(Interviewer: Kaitlynn Slaughter, Photo Editor for SPACES)
White Ice–Talking About the Story: Marri Champie
What can I say? I’m a poet who loves how ice forms, and a fisherwoman who loves how light plays off of water.I only wish my fiction writing came as easily as the photos. I suppose my eyes work better with my mind than my inner voice does.They say no two snowflakes are the same. That goes for ice as well… it’s partly fluid, transitive hardening into little bits of art.
Kaitlynn: Who or what are your biggest influences when it comes to your photography? What is your photographic process like?
Marri: My biggest influence is my love for the out-of-doors and for walking–which includes all manner of walking, like hunting and camping, daily walks and sightseeing, and snowshoeing, and fishing, and horseback riding. I am never in a hurry–it’s about the journey–and I see everything. I take hundreds of photos, dozens of the same thing from endlessly different angles. I take photos all the time, of everything. I use my Nikon, my other Nikon, or my Droid. I will never even remember where a photo is, on what camera. I take pictures of my food, of my shadow, of tree leaves, of ice and frost, of cut hay and fields of baled straw, of wildfire fighting, of light on water. I like patterns, geometric things, and ice or frost always creates geometry. I love buildings and ruins and things with line and design. I really like getting closer. I take the big picture and then get closer and closer shots of the same thing. And if getting closer doesn’t work for the end result, I crop. I am a busy, annoying person behind a camera.
My favorite picture in the White Ice series is the one of the frost flowers with the black background. Those were a series of dozens of photos actually, taken mostly with my Droid, of the tiny frost flowers that had formed on top of the solid ice on my horse water tank. I think it happened on two or three different mornings last winter, yet in all the years I’ve lived in Idaho, I had never seen that before. I had never seen anything like it anywhere, and I took photos until the frost began to collapse. I looked up the phenomenon later, and found photos of huge seas of frost flowers in the arctic…. on vast stretches of ocean. But those that I took were not doctored or changed in any way. The frost flowers were no bigger than the top joint of my thumb. The pictures were just natural, taken in full sunlight first thing in the morning. That’s what happens when you keep your artistic eyes open.
When I got my minor in photography it was before the University even got a digital lab. I would spend hours in the darkroom working on prints. I was passionate about black and white, but that doesn’t mean I didn’t love color. Now, I play with some of my color photos, turning them to black and white. It brings out the geometrics of a photo. When the photo is black and white, you see the line and structure more.

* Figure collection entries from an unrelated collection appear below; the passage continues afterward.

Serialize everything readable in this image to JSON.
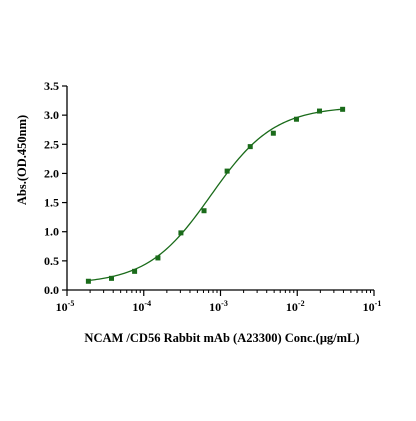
{
  "chart_data": {
    "type": "scatter",
    "xlabel": "NCAM /CD56 Rabbit mAb (A23300) Conc.(μg/mL)",
    "ylabel": "Abs.(OD.450nm)",
    "x_scale": "log",
    "xlim": [
      1e-05,
      0.1
    ],
    "ylim": [
      0,
      3.5
    ],
    "x_ticks": [
      {
        "base": "10",
        "exp": "-5",
        "value": 1e-05
      },
      {
        "base": "10",
        "exp": "-4",
        "value": 0.0001
      },
      {
        "base": "10",
        "exp": "-3",
        "value": 0.001
      },
      {
        "base": "10",
        "exp": "-2",
        "value": 0.01
      },
      {
        "base": "10",
        "exp": "-1",
        "value": 0.1
      }
    ],
    "y_ticks": [
      "0.0",
      "0.5",
      "1.0",
      "1.5",
      "2.0",
      "2.5",
      "3.0",
      "3.5"
    ],
    "grid": false,
    "colors": {
      "series": "#1a6b1a",
      "axis": "#000000"
    },
    "series": [
      {
        "x": [
          1.9e-05,
          3.8e-05,
          7.6e-05,
          0.000153,
          0.000305,
          0.00061,
          0.00122,
          0.00244,
          0.00488,
          0.00977,
          0.0195,
          0.039
        ],
        "y": [
          0.15,
          0.2,
          0.32,
          0.55,
          0.98,
          1.36,
          2.04,
          2.46,
          2.69,
          2.93,
          3.07,
          3.1
        ],
        "fit": {
          "model": "4PL",
          "bottom": 0.1,
          "top": 3.15,
          "ec50": 0.00075,
          "hill": 1.05
        }
      }
    ]
  }
}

Kaitlynn: You say that you also write poetry – does your poetry ever impact your photos (or vice versa)?
Marri: Sometimes images just linger with me. It will often be an image I have shot, but sometimes it never made it to camera. When I write, I see those images clearly. They never fade. They are hung in the gallery of my head and heart, and my poems and my prose will try to capture the shot. I have poems about ice on the horse trough and frost in the meadow.

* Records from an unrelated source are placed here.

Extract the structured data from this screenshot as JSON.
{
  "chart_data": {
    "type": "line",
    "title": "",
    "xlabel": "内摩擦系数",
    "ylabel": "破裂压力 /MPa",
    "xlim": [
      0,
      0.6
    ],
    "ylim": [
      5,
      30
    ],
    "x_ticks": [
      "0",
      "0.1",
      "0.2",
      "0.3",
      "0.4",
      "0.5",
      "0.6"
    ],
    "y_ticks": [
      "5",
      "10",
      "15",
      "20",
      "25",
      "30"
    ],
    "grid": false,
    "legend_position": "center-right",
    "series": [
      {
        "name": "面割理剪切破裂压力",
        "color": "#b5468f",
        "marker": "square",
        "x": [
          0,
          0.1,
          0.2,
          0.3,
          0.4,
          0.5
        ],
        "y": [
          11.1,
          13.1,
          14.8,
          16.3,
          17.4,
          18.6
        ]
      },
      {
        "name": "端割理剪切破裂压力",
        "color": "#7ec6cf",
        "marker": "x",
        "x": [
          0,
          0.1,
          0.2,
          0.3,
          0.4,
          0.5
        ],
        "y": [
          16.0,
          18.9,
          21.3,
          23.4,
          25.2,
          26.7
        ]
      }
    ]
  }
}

Marri Champie has an MA in Writing, with minors in photography and Earth Science. She won three Dell Awards for Fantasy/Science Fiction, and is a published poet and novelist, photographer and journalist. She is the media manager for the Kuna Farmer’s Market and writes a weekly column for the local Kuna-Melba News. She lives on a small ranch overlooking the Great Basin of Idaho with her horses and Jack Russell terriers.